En resumen, estos fueron los orígenes: migraciones masivas a los grandes oasis de un Sahara donde caían lluvias torrenciales y el posterior retorno hacia el Nilo. Más adelante vendría la unificación de los dos Egiptos con sus sucesivas dinastías; los gigantescos templos, los obeliscos, las tumbas faraónicas, los palacios, las pirámides. En definitiva, la civilización egipcia tal y como nuestra común imaginación la concibe. En una progresión lenta pero segura, el Nilo vio cómo sus modestas agrupaciones de cazadores habían metamorfoseado en una sociedad fascinante e increíblemente compleja, bastante más sofisticada que ninguna otra que hubiese por entonces en el mundo. No fueron los dioses, ni los atlantes, ni los extraterrestres, sino largas etapas de cambios climáticos las que posibilitaron la aparición de Egipto. A Heródoto y Manetón, sin lugar a dudas, les hubiese encantado saberlo. Hoy, la vieja cultura egipcia hace ya mucho que se extinguió —los agonizantes vestigios, incluyendo los últimos jeroglíficos conocidos, datan del siglo IV de nuestra era—, pero es precisamente en nuestra época moderna cuando empezamos a conocer mejor el nacimiento de una civilización tan única que algunos incluso quisieron pensar que procedía de otro planeta.

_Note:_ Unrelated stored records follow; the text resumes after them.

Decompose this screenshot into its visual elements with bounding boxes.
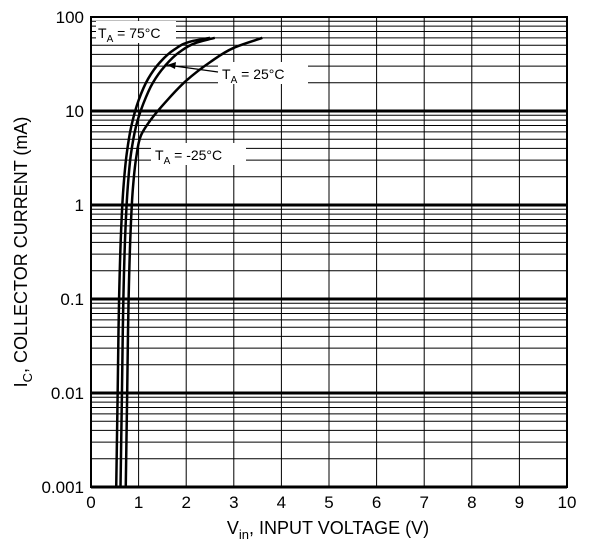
- x-axis-title-rest: , INPUT VOLTAGE (V): [249, 518, 429, 538]
- curve-label-bg-1: [218, 62, 308, 84]
- x-tick-label: 6: [372, 493, 381, 512]
- y-axis-title: IC, COLLECTOR CURRENT (mA): [11, 117, 35, 388]
- y-tick-label: 10: [65, 102, 84, 121]
- y-axis-ticks: 0.001 0.01 0.1 1 10 100: [41, 8, 84, 497]
- x-tick-label: 4: [277, 493, 286, 512]
- x-tick-label: 7: [419, 493, 428, 512]
- curve-label-bg-2: [151, 143, 246, 165]
- y-tick-label: 0.1: [60, 290, 84, 309]
- y-tick-label: 1: [75, 196, 84, 215]
- x-tick-label: 5: [324, 493, 333, 512]
- series-line-2: [124, 36, 263, 488]
- series-line-0: [114, 36, 211, 488]
- x-axis-title-main: V: [227, 518, 239, 538]
- x-axis-ticks: 0 1 2 3 4 5 6 7 8 9 10: [86, 493, 576, 512]
- x-axis-title: Vin, INPUT VOLTAGE (V): [227, 518, 429, 542]
- x-tick-label: 0: [86, 493, 95, 512]
- grid: [90, 17, 568, 489]
- x-axis-title-sub: in: [239, 527, 249, 542]
- y-tick-label: 100: [56, 8, 84, 27]
- plot-frame: [90, 16, 568, 488]
- curve-label-2: TA = -25°C: [155, 147, 222, 167]
- curve-label-leader-1: [166, 64, 219, 73]
- y-axis-title-rest: , COLLECTOR CURRENT (mA): [11, 117, 31, 373]
- curve-label-arrow-1: [167, 62, 176, 69]
- series-line-1: [119, 36, 216, 488]
- curve-label-bg-0: [96, 21, 176, 43]
- y-axis-title-sub: C: [20, 373, 35, 382]
- y-axis-title-main: I: [11, 382, 31, 387]
- curve-labels: TA = 75°C TA = 25°C TA = -25°C: [96, 21, 308, 167]
- x-tick-label: 10: [558, 493, 577, 512]
- x-tick-label: 1: [134, 493, 143, 512]
- curve-label-1: TA = 25°C: [222, 66, 284, 86]
- x-tick-label: 9: [515, 493, 524, 512]
- y-tick-label: 0.01: [51, 384, 84, 403]
- x-tick-label: 8: [467, 493, 476, 512]
- y-tick-label: 0.001: [41, 478, 84, 497]
- x-tick-label: 2: [181, 493, 190, 512]
- curve-label-0: TA = 75°C: [98, 25, 160, 45]
- x-tick-label: 3: [229, 493, 238, 512]
- series-group: [114, 36, 263, 488]
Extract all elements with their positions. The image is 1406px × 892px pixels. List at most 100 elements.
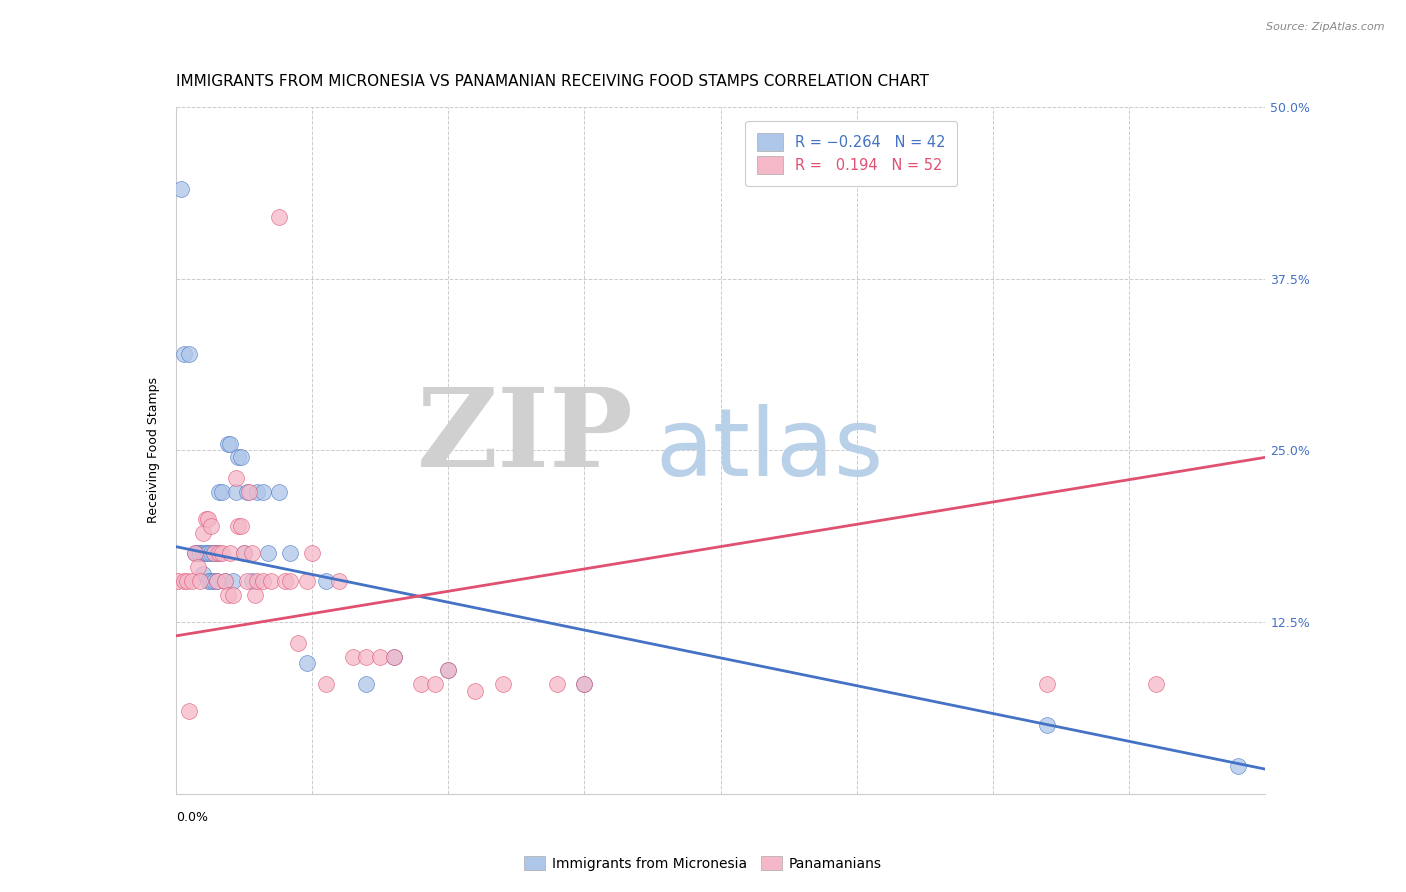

Aunque, bien mirado, un planeta donde llovía en el Sahara era realmente otro planeta. Si hoy realmente nos sobreviene un cambio climático, quién sabe en qué nos convertiremos. Quizá dentro de dos mil años habrá un Heródoto que contemple con fascinación nuestros rascacielos ya vacíos y se pregunte “¿de dónde surgió aquella gente?”.